L’ignoranza cresce e le colpe sono diffuse. I dati pubblicati dall’Ocse non ci dicono nulla che già non sapessimo, ma ci dicono molto che ci si ostina a non volere capire. Peggio: lo si rifiuta.
Misurando la capacità di leggere e comprendere un testo i risultati migliori emigrano ad oriente. E già questo la dice lunga: i Paesi di più solida e lunga ricchezza dovrebbero essere i più istruiti, invece sono meno formativi e selettivi. Noi italiani siamo i messi peggio fra i messi male. I ragazzi italiani hanno raggiunto una media di 476 punti, contro i 487 della media Ocse. Ma questo già deprimente risultato deve essere corretto al ribasso: nel Sud è 453, nelle Isole 439. Il Nord sopra la media Ocse, il Sud sotto. Lo sapevamo già: l’Italia spezzata in due e la bancarotta di una funzione statale (che si registra anche nel settore giustizia). La sola novità, rispetto a quel che già sconsolatamente conoscevamo, è che in rilevazioni passate in quanto a calcolo le cose andavano peggio che in lettura, mentre questa volta il contrario. Ma sempre al ribasso.
Un ultimo dato: i ragazzi italiani sono quelli che fanno più assenze, battendo con distacco i secondi in classifica: i turchi. E questo dovrebbe servirci per approntare i rimedi.
Ci servono insegnanti che siano assunti per concorso e non per giacenza in graduatoria, che facciano carriera per merito e non per anzianità. Queste misurazioni dovremmo farle in continuazione, ad uso interno, in modo da capire per tempo cosa non va e dove. Le medie servono a pesare un fenomeno collettivo, ma per curare un male non basta sapere quanti diabetici ci sono in media, occorre sapere chi sono. La meritocrazia deve premiare in cattedra come fra i banchi, così come deve fermare e escludere (se insegnanti) o aiutare (se studenti) i renitenti alla cultura.

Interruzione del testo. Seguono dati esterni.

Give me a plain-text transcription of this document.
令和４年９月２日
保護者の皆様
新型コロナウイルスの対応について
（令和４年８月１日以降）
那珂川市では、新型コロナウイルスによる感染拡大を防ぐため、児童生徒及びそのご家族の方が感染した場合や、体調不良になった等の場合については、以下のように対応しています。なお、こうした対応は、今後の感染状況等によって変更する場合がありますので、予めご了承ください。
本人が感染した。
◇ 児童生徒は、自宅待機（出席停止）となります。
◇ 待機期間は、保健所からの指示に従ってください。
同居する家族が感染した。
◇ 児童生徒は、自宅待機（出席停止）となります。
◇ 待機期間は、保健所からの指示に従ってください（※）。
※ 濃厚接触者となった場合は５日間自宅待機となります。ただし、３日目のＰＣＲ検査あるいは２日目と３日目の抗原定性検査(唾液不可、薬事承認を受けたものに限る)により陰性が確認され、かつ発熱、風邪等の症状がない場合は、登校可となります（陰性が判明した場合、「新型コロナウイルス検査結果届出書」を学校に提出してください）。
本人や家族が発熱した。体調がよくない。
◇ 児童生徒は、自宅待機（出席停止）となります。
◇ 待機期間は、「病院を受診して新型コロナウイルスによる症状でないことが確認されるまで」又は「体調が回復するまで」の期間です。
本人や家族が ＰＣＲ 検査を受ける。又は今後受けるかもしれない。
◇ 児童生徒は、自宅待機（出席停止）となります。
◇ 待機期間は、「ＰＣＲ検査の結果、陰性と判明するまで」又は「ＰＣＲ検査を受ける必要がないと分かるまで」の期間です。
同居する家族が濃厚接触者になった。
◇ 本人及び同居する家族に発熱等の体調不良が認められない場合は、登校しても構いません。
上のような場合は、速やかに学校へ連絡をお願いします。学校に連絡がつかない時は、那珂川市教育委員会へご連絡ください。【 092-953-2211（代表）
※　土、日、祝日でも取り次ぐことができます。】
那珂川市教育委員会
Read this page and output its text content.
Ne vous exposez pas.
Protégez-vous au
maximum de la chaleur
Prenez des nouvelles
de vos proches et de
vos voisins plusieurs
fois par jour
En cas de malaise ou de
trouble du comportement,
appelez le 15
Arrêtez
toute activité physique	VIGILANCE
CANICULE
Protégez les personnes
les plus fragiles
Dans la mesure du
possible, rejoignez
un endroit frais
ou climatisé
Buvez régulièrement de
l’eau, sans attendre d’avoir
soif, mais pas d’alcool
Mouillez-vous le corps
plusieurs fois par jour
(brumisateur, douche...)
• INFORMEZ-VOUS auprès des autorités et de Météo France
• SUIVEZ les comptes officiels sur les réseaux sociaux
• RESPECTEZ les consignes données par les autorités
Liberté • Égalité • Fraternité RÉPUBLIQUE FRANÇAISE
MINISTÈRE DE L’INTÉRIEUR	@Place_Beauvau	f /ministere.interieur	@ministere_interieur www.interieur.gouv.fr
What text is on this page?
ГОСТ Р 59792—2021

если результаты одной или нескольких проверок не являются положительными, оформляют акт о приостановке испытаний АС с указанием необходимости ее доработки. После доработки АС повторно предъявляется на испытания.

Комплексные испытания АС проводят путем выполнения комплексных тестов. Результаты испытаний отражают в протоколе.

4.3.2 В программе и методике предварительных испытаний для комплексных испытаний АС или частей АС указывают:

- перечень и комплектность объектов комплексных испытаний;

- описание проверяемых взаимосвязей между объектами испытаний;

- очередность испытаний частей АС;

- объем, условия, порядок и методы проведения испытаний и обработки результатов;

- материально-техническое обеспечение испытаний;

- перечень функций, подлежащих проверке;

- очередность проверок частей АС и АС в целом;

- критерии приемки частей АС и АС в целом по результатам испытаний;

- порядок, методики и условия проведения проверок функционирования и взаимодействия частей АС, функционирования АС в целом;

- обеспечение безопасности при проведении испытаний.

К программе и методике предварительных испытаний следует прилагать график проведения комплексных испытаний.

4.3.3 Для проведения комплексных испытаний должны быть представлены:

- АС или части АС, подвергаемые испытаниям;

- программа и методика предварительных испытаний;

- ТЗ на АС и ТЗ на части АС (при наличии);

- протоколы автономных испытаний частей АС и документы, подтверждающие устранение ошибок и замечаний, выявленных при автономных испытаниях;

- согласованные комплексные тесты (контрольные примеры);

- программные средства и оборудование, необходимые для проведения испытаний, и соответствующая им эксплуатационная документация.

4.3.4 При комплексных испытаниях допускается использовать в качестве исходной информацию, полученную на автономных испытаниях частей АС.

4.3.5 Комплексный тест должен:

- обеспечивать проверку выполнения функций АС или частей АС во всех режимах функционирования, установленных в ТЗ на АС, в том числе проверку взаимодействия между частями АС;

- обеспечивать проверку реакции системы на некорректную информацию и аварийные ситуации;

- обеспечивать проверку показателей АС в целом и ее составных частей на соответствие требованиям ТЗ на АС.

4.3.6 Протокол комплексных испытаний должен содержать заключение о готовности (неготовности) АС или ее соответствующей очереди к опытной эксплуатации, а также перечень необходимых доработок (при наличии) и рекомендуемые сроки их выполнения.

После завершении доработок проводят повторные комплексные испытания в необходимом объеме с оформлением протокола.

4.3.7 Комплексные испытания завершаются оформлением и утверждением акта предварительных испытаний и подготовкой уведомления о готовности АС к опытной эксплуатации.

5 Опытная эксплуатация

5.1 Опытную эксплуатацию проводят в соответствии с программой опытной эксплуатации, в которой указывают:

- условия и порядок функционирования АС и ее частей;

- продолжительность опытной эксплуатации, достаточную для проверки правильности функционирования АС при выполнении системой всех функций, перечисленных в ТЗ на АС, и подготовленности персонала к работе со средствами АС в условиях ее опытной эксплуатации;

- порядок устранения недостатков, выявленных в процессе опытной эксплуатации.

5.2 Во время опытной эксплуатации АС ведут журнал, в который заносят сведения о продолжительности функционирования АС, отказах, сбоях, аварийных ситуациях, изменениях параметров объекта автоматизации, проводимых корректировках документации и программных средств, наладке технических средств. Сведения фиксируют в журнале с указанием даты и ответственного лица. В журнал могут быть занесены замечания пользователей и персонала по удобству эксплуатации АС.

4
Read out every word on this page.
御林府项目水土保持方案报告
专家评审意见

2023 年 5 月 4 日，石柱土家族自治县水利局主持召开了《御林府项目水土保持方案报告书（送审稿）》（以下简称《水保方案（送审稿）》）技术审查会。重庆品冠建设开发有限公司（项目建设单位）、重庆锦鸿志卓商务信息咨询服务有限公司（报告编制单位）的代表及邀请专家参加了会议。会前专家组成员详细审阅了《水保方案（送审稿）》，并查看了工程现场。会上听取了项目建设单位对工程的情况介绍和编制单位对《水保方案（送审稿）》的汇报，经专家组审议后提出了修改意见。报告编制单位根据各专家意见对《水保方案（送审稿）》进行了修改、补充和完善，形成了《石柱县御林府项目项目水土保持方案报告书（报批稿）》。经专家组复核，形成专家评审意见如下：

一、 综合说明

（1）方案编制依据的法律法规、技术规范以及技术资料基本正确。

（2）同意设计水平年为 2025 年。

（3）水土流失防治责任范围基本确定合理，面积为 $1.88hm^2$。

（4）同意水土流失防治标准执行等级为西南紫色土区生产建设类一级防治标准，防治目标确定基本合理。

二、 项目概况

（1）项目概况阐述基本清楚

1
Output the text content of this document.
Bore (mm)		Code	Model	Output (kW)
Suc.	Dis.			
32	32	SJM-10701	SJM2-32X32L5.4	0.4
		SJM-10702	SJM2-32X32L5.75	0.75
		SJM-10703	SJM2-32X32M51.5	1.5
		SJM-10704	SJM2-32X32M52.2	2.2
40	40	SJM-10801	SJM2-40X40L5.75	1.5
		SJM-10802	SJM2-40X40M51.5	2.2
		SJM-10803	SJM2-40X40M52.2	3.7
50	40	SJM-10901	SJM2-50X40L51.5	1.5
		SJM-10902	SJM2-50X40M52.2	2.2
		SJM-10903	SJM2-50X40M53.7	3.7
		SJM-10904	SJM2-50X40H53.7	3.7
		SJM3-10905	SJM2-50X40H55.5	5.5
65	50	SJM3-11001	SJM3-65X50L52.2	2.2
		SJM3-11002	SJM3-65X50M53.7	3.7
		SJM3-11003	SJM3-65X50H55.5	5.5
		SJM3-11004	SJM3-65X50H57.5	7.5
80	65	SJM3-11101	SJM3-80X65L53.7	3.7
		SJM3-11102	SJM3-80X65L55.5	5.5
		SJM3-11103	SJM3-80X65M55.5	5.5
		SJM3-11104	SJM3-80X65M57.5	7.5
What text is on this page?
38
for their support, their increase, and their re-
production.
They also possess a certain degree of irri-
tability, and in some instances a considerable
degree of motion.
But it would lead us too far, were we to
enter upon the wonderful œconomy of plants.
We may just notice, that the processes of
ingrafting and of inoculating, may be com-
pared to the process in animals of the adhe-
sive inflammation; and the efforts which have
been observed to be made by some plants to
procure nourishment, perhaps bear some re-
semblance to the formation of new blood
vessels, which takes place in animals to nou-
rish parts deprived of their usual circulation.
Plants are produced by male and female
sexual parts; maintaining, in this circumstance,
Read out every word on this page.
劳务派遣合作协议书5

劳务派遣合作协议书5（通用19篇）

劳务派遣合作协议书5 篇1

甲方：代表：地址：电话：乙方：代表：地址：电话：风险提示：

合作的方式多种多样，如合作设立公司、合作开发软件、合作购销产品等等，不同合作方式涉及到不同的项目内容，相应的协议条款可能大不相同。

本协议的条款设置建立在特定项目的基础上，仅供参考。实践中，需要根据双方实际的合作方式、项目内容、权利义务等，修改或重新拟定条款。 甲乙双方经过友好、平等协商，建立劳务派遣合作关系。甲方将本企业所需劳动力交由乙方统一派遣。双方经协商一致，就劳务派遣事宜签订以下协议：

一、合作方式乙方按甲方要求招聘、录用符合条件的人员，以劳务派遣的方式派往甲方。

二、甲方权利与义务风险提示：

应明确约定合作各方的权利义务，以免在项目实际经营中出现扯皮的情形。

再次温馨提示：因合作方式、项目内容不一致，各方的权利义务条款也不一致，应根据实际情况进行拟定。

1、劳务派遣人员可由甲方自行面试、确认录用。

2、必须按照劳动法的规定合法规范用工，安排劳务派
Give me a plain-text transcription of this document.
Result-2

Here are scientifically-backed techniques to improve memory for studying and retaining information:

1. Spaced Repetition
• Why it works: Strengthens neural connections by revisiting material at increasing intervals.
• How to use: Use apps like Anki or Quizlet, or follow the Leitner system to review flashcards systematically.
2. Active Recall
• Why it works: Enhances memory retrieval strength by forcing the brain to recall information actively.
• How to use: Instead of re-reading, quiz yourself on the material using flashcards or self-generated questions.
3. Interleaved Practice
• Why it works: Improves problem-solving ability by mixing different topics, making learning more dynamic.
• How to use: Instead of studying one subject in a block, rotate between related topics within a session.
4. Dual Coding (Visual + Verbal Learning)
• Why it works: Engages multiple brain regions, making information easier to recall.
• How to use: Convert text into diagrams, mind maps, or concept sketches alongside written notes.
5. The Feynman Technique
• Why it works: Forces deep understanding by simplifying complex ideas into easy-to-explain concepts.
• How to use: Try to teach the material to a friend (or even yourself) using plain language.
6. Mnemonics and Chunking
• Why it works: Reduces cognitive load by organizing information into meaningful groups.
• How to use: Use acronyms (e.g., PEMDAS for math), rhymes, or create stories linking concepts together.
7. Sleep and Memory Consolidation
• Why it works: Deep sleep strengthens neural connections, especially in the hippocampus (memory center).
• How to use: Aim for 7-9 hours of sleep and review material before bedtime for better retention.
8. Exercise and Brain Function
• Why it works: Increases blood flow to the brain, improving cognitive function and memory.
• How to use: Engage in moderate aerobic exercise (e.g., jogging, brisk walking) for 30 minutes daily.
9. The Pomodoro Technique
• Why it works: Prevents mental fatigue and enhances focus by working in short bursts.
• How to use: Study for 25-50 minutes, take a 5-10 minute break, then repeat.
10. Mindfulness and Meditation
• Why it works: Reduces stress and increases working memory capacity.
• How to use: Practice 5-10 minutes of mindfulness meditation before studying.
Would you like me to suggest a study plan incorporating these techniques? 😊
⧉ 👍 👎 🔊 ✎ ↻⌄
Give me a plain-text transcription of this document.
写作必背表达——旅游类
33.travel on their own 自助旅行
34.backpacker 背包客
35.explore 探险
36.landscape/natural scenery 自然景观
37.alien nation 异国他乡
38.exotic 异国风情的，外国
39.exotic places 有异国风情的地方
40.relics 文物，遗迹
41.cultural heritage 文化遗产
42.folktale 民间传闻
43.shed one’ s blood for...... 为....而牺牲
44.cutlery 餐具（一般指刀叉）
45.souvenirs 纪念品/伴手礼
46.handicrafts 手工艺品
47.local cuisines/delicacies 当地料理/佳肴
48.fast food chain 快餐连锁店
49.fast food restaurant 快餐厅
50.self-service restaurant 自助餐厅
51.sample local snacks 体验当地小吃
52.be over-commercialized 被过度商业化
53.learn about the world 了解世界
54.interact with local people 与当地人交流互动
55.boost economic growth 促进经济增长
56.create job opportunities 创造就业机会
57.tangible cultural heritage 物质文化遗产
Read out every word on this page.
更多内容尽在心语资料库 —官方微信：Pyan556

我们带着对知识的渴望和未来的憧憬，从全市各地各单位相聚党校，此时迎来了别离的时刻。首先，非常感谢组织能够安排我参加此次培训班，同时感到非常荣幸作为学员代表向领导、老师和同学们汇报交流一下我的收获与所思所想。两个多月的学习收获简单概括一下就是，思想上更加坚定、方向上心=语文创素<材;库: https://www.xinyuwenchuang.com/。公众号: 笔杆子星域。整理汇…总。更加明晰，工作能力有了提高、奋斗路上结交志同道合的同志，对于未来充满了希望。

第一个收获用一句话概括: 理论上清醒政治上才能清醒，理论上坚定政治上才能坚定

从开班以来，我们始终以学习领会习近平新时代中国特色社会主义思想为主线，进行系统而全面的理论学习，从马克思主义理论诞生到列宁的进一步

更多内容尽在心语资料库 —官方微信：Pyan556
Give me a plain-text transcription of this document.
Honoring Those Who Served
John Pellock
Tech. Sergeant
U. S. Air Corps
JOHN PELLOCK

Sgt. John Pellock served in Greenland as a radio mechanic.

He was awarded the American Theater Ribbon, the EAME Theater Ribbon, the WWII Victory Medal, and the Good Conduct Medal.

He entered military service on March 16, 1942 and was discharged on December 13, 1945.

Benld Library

Non basta, però. Il dato delle assenze ci dice anche un’altra cosa, che già dovremmo avere chiara: i ragazzi italiani non sono più cagionevoli o più deficienti degli altri, il guaio è che le famiglie sono divenute conniventi con l’ignoranza. Il problema di un cattivo voto, un tempo, non era in classe, ma a casa. Ora si va a casa per invitarli a protestare contro chi mise un cattivo voto. Al ricevimento dei genitori c’era chi, esagerando, invitava i docenti a suonarle ai pargoli, pur di istruirli. Perché “non devono fare la mia vita”. Ora ci si reca per intimare al dispensatore di voti di non osare frapporsi alla felicità dell’adolescente e ai programmi vacanzieri della famiglia. Possibile solo perché i genitori stessi sanno di vivere in un benessere che non si sono conquistati per merito, ma per eredità, rendita, corporazione.
Certo, ovvio: non tutti così. C’è qualità e responsabilità fra insegnanti, studenti e famiglie. Ma la misurazione complessiva è terribilmente negativa.
Guardate quegli orridi dati e misurate la devastazione indotta dall’assistenzialismo (che ci si ostina a far crescere) e dalla deresponsabilizzazione, travestita da mendace bontà di chi vuol risparmiare ai piccoli di misurarsi con il dolore, foss’anche quello simbolico della pagella, così avviandoli a dolori veri. Una miscela che genera ignoranza e rabbia, rancore e cupezza. Dopo di che ci sono due vie: la prima consiste nel fare i conti con gli errori commessi e rimediare, riprendendo la dignitosa via della conoscenza, del lavoro e della crescita economica; la seconda è quella più in voga, consistente nel maledire l’Ocse e affermare, con trono da saccente troglodita, che non è con i test che si misura la cultura. Ove porti la seconda via non c’è bisogno di dirlo, anche perché siamo già abbastanza avanti nel cammino.